Raymond Jellema

Personal information
- Date of birth: 27 September 1985 (age 40)
- Place of birth: Irvine, Scotland
- Position: Goalkeeper

Youth career
- ?–2002: PrestAyr B.C.

Senior career*
- Years: Team / Apps / (Gls)
- 2002–2007: Hamilton Academical / 25 / (0)
- 2007–2009: Alloa Athletic / 70 / (0)
- 2011–2012: Peterhead / 21 / (0)
- 2013–2014: Elgin City / 26 / (0)

= Raymond Jellema =

Scottish footballer (born 1985)

Raymond Jellema (born 27 September 1985) is a Scottish footballer who plays as a goalkeeper and is currently without a club after leaving Elgin City.

==Career==
Raised in Ayr, he signed his first professional contract for Hamilton Academical during the 2002–03 season.
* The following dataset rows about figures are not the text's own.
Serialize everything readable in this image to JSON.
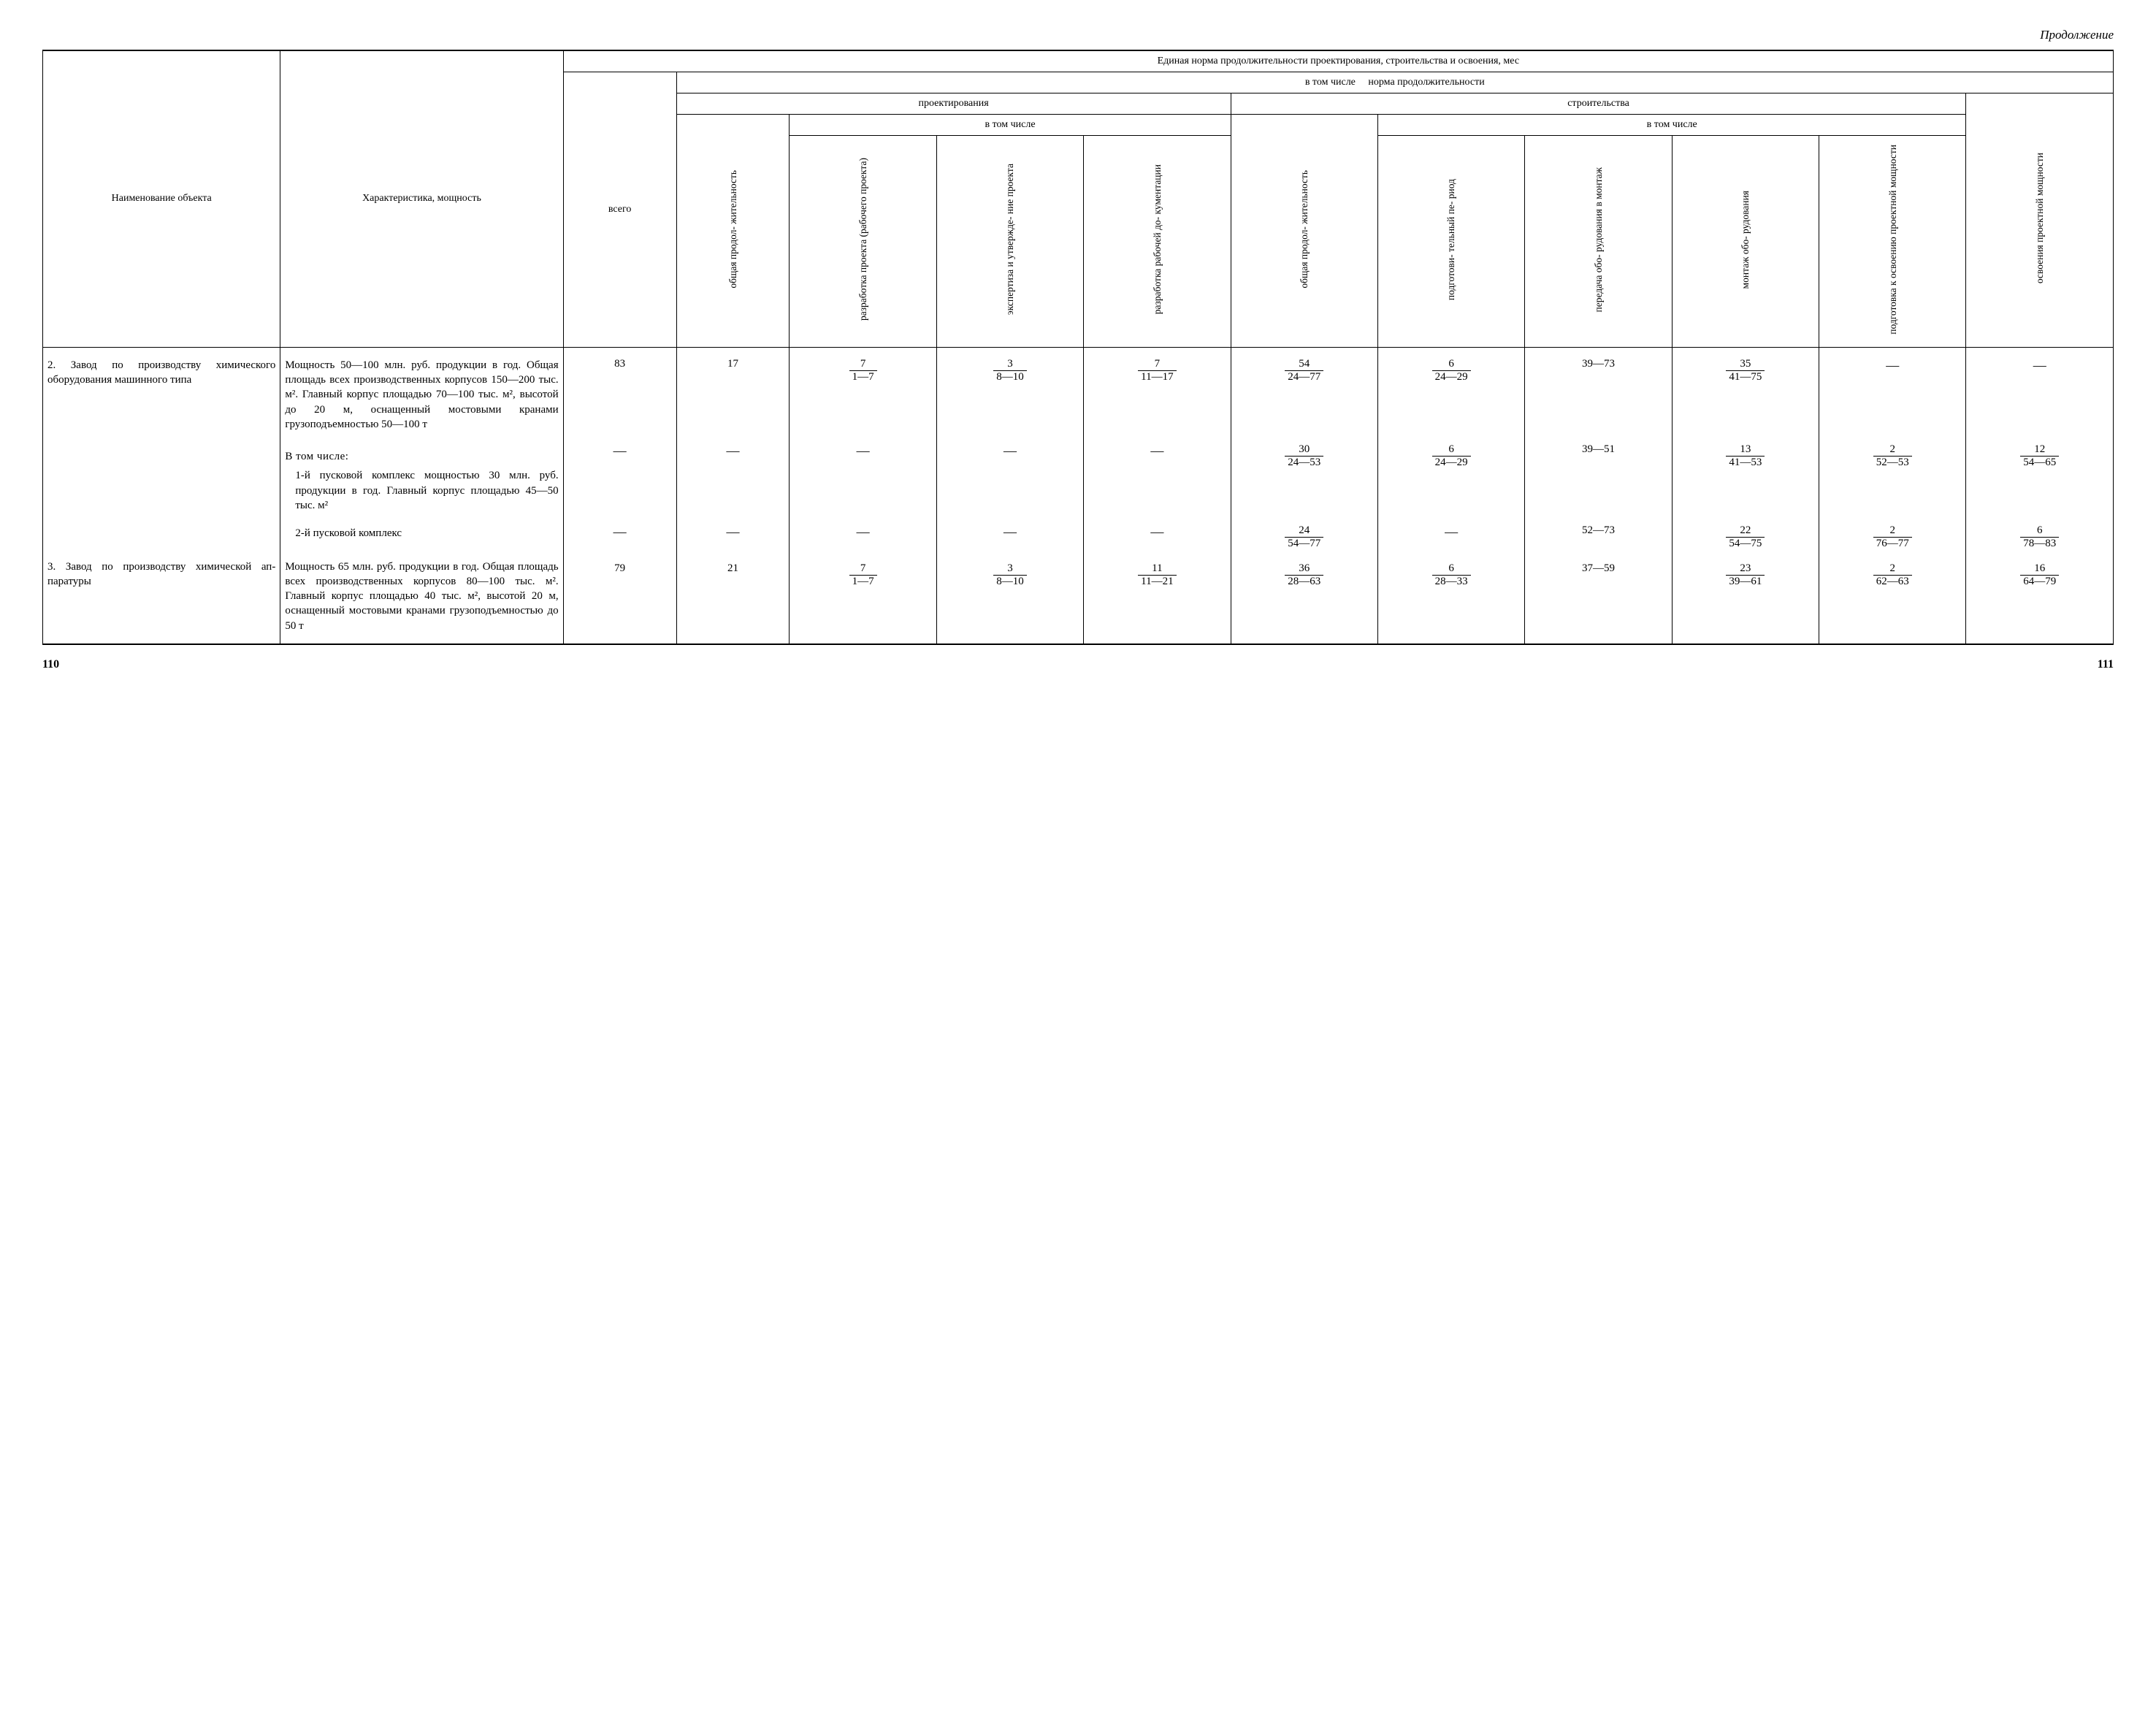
{
  "continuation": "Продолжение",
  "header": {
    "col_name": "Наименование объекта",
    "col_char": "Характеристика, мощность",
    "unified_norm": "Единая норма продолжительности проектирования, строительства и освоения, мес",
    "including_norm1": "в том числе",
    "including_norm2": "норма продолжительности",
    "total": "всего",
    "design": "проектирования",
    "construction": "строительства",
    "including": "в том числе",
    "c_design_total": "общая продол-\nжительность",
    "c_design_dev": "разработка\nпроекта\n(рабочего\nпроекта)",
    "c_design_exp": "экспертиза\nи утвержде-\nние проекта",
    "c_design_doc": "разработка\nрабочей до-\nкументации",
    "c_constr_total": "общая продол-\nжительность",
    "c_constr_prep": "подготови-\nтельный пе-\nриод",
    "c_constr_equip": "передача обо-\nрудования\nв монтаж",
    "c_constr_mount": "монтаж обо-\nрудования",
    "c_constr_ready": "подготовка\nк освоению\nпроектной\nмощности",
    "c_capacity": "освоения проектной\nмощности"
  },
  "rows": [
    {
      "name": "2. Завод по производству химического оборудования машинного ти­па",
      "char_main": "Мощность 50—100 млн. руб. про­дукции в год. Об­щая площадь всех производственных корпусов 150—200 тыс. м². Главный корпус площадью 70—100 тыс. м², высотой до 20 м, оснащенный мос­товыми кранами грузоподъемно­стью 50—100 т",
      "total": "83",
      "design_total": "17",
      "d_dev": {
        "n": "7",
        "d": "1—7"
      },
      "d_exp": {
        "n": "3",
        "d": "8—10"
      },
      "d_doc": {
        "n": "7",
        "d": "11—17"
      },
      "c_total": {
        "n": "54",
        "d": "24—77"
      },
      "c_prep": {
        "n": "6",
        "d": "24—29"
      },
      "c_equip": "39—73",
      "c_mount": {
        "n": "35",
        "d": "41—75"
      },
      "c_ready": "—",
      "capacity": "—"
    },
    {
      "char_sub_header": "В том числе:",
      "char_sub": "1-й пусковой комплекс мощ­ностью 30 млн. руб. продукции в год. Главный корпус площа­дью 45—50 тыс. м²",
      "total": "—",
      "design_total": "—",
      "d_dev": "—",
      "d_exp": "—",
      "d_doc": "—",
      "c_total": {
        "n": "30",
        "d": "24—53"
      },
      "c_prep": {
        "n": "6",
        "d": "24—29"
      },
      "c_equip": "39—51",
      "c_mount": {
        "n": "13",
        "d": "41—53"
      },
      "c_ready": {
        "n": "2",
        "d": "52—53"
      },
      "capacity": {
        "n": "12",
        "d": "54—65"
      }
    },
    {
      "char_sub": "2-й пусковой комплекс",
      "total": "—",
      "design_total": "—",
      "d_dev": "—",
      "d_exp": "—",
      "d_doc": "—",
      "c_total": {
        "n": "24",
        "d": "54—77"
      },
      "c_prep": "—",
      "c_equip": "52—73",
      "c_mount": {
        "n": "22",
        "d": "54—75"
      },
      "c_ready": {
        "n": "2",
        "d": "76—77"
      },
      "capacity": {
        "n": "6",
        "d": "78—83"
      }
    },
    {
      "name": "3. Завод по производству химической ап­паратуры",
      "char_main": "Мощность 65 млн. руб. продукции в год. Общая пло­щадь всех произ­водственных кор­пусов 80—100 тыс. м². Главный кор­пус площадью 40 тыс. м², высотой 20 м, оснащенный мостовыми крана­ми грузоподъемно­стью до 50 т",
      "total": "79",
      "design_total": "21",
      "d_dev": {
        "n": "7",
        "d": "1—7"
      },
      "d_exp": {
        "n": "3",
        "d": "8—10"
      },
      "d_doc": {
        "n": "11",
        "d": "11—21"
      },
      "c_total": {
        "n": "36",
        "d": "28—63"
      },
      "c_prep": {
        "n": "6",
        "d": "28—33"
      },
      "c_equip": "37—59",
      "c_mount": {
        "n": "23",
        "d": "39—61"
      },
      "c_ready": {
        "n": "2",
        "d": "62—63"
      },
      "capacity": {
        "n": "16",
        "d": "64—79"
      }
    }
  ],
  "page_left": "110",
  "page_right": "111",
  "style": {
    "font_family": "Times New Roman",
    "body_font_size_pt": 11,
    "header_font_size_pt": 10,
    "vertical_label_font_size_pt": 9.5,
    "border_color": "#000000",
    "background_color": "#ffffff"
  }
}
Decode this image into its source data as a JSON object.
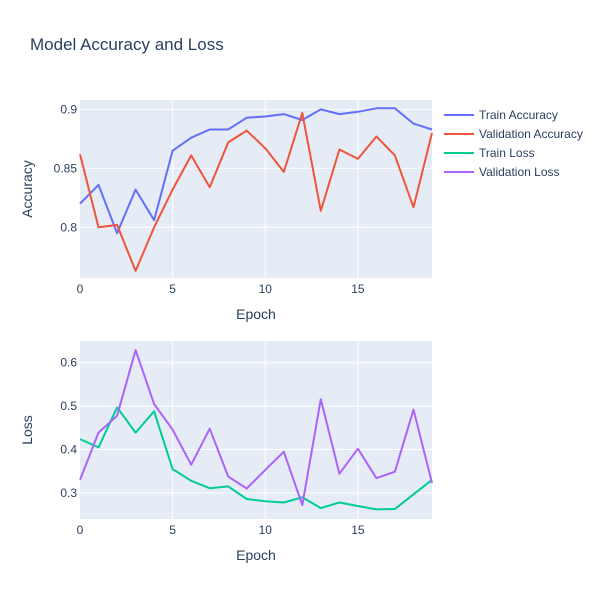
{
  "chart_data": {
    "title": "Model Accuracy and Loss",
    "x": [
      0,
      1,
      2,
      3,
      4,
      5,
      6,
      7,
      8,
      9,
      10,
      11,
      12,
      13,
      14,
      15,
      16,
      17,
      18,
      19
    ],
    "legend": {
      "position": "top-right"
    },
    "subplots": [
      {
        "id": "accuracy",
        "type": "line",
        "xlabel": "Epoch",
        "ylabel": "Accuracy",
        "xlim": [
          0,
          19
        ],
        "ylim": [
          0.757,
          0.908
        ],
        "xticks": [
          0,
          5,
          10,
          15
        ],
        "yticks": [
          0.8,
          0.85,
          0.9
        ],
        "grid": true,
        "series": [
          {
            "name": "Train Accuracy",
            "color": "#636efa",
            "values": [
              0.82,
              0.836,
              0.795,
              0.832,
              0.806,
              0.865,
              0.876,
              0.883,
              0.883,
              0.893,
              0.894,
              0.896,
              0.891,
              0.9,
              0.896,
              0.898,
              0.901,
              0.901,
              0.888,
              0.883
            ]
          },
          {
            "name": "Validation Accuracy",
            "color": "#EF553B",
            "values": [
              0.862,
              0.8,
              0.802,
              0.763,
              0.8,
              0.832,
              0.861,
              0.834,
              0.872,
              0.882,
              0.867,
              0.847,
              0.897,
              0.814,
              0.866,
              0.858,
              0.877,
              0.861,
              0.817,
              0.88
            ]
          }
        ]
      },
      {
        "id": "loss",
        "type": "line",
        "xlabel": "Epoch",
        "ylabel": "Loss",
        "xlim": [
          0,
          19
        ],
        "ylim": [
          0.24,
          0.65
        ],
        "xticks": [
          0,
          5,
          10,
          15
        ],
        "yticks": [
          0.3,
          0.4,
          0.5,
          0.6
        ],
        "grid": true,
        "series": [
          {
            "name": "Train Loss",
            "color": "#00cc96",
            "values": [
              0.424,
              0.405,
              0.497,
              0.439,
              0.488,
              0.355,
              0.328,
              0.311,
              0.315,
              0.286,
              0.281,
              0.278,
              0.29,
              0.265,
              0.278,
              0.27,
              0.262,
              0.263,
              0.297,
              0.33
            ]
          },
          {
            "name": "Validation Loss",
            "color": "#ab63fa",
            "values": [
              0.33,
              0.439,
              0.478,
              0.629,
              0.505,
              0.446,
              0.365,
              0.448,
              0.338,
              0.31,
              0.353,
              0.395,
              0.272,
              0.516,
              0.344,
              0.402,
              0.334,
              0.349,
              0.492,
              0.323
            ]
          }
        ]
      }
    ]
  }
}
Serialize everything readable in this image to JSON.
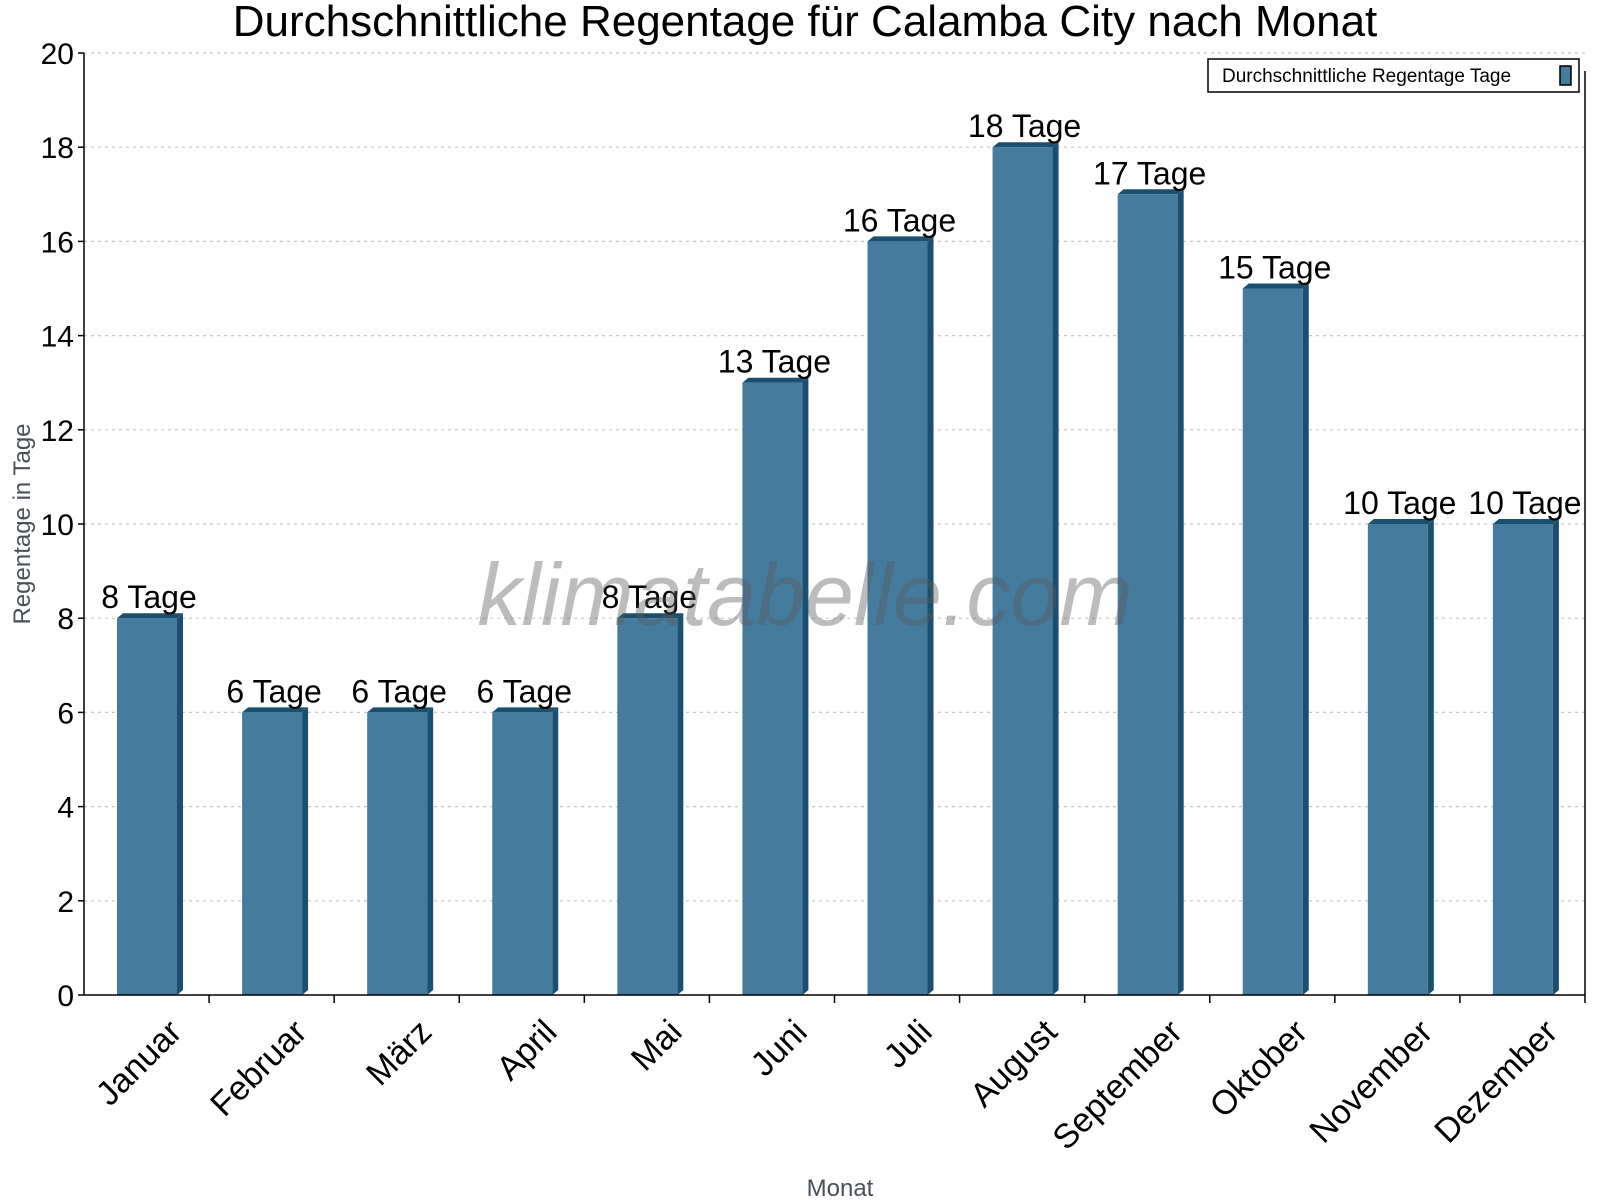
{
  "chart_data": {
    "type": "bar",
    "title": "Durchschnittliche Regentage für Calamba City nach Monat",
    "xlabel": "Monat",
    "ylabel": "Regentage in Tage",
    "categories": [
      "Januar",
      "Februar",
      "März",
      "April",
      "Mai",
      "Juni",
      "Juli",
      "August",
      "September",
      "Oktober",
      "November",
      "Dezember"
    ],
    "series": [
      {
        "name": "Durchschnittliche Regentage Tage",
        "values": [
          8,
          6,
          6,
          6,
          8,
          13,
          16,
          18,
          17,
          15,
          10,
          10
        ],
        "color": "#457b9d"
      }
    ],
    "data_labels": [
      "8 Tage",
      "6 Tage",
      "6 Tage",
      "6 Tage",
      "8 Tage",
      "13 Tage",
      "16 Tage",
      "18 Tage",
      "17 Tage",
      "15 Tage",
      "10 Tage",
      "10 Tage"
    ],
    "ylim": [
      0,
      20
    ],
    "yticks": [
      0,
      2,
      4,
      6,
      8,
      10,
      12,
      14,
      16,
      18,
      20
    ],
    "grid": true,
    "legend_position": "top-right",
    "watermark": "klimatabelle.com"
  },
  "colors": {
    "bar_front": "#457b9d",
    "bar_side": "#1b4f6f",
    "grid": "#c8c8c8"
  }
}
While appearances in the first season of his career were not forthcoming, Jellema made his debut appearance for the club in a Second Division match against his future team Alloa Athletic during Hamilton's promotion-winning 2003–04 season. Still the second choice goalkeeper during 2004–05, due to David McEwan's presence at the club during this time (strangely enough, McEwan himself would later join Alloa), Jellema made four First Division appearances during the 2005-06 campaign. Jellema became a regular first-team goalkeeper during the 2006–07 season, starting eighteen league games, as Hamilton finished in fourth position in the table.

As the 2007–08 season got under way, Jellema transferred to Alloa for free. After two seasons at Alloa, in the summer of 2009, Jellema moved to the Republic of the Congo, Africa where he spent two years working on and offshore with French Oil Company, Total.

Upon returning to Scotland, Jellema signed for Peterhead. He was released by the club in May 2012.

After a year without a club, Jellema signed for Elgin City on 19 July 2013. He left Elgin at the end of the 2013–14 season when his contract expired.

During 2014-15 season, Raymond was the goalkeeping coach at Banks O'Dee youth academy and Colin Cockles Goalkeeping academy in Aberdeen before moving to Luanda, Angola in Africa in 2015.

Raymond spent four years in Angola working as a Petroleum Engineer for TotalEnergies E&P Angola. While in Luanda, Raymond played and coached goalkeeping in various forms of the game (including futsal and beach football) at local football clubs, orphanages and youth academies. While in Angola, he dedicated his spare time to training for triathlons and qualified for the amateur level 70.3 World Championship Ironman (held in Nice, France) in 2019.

Raymond returned to Europe for the start of the season 2019-2020, where he became as a youth academy goalkeeping coach for Pau F.C. (French Ligue II) in Pau, South of France.
During his time at Pau F.C., he obtained his UEFA B Goalkeeping Coaching Certificate from the Scottish Football Association (SFA).
Raymond stayed at Pau F.C. until end of the 2023-24 season, where he moved with his family to Abu Dhabi in the UAE to work for Abu Dhabi National Oil Company (ADNOC).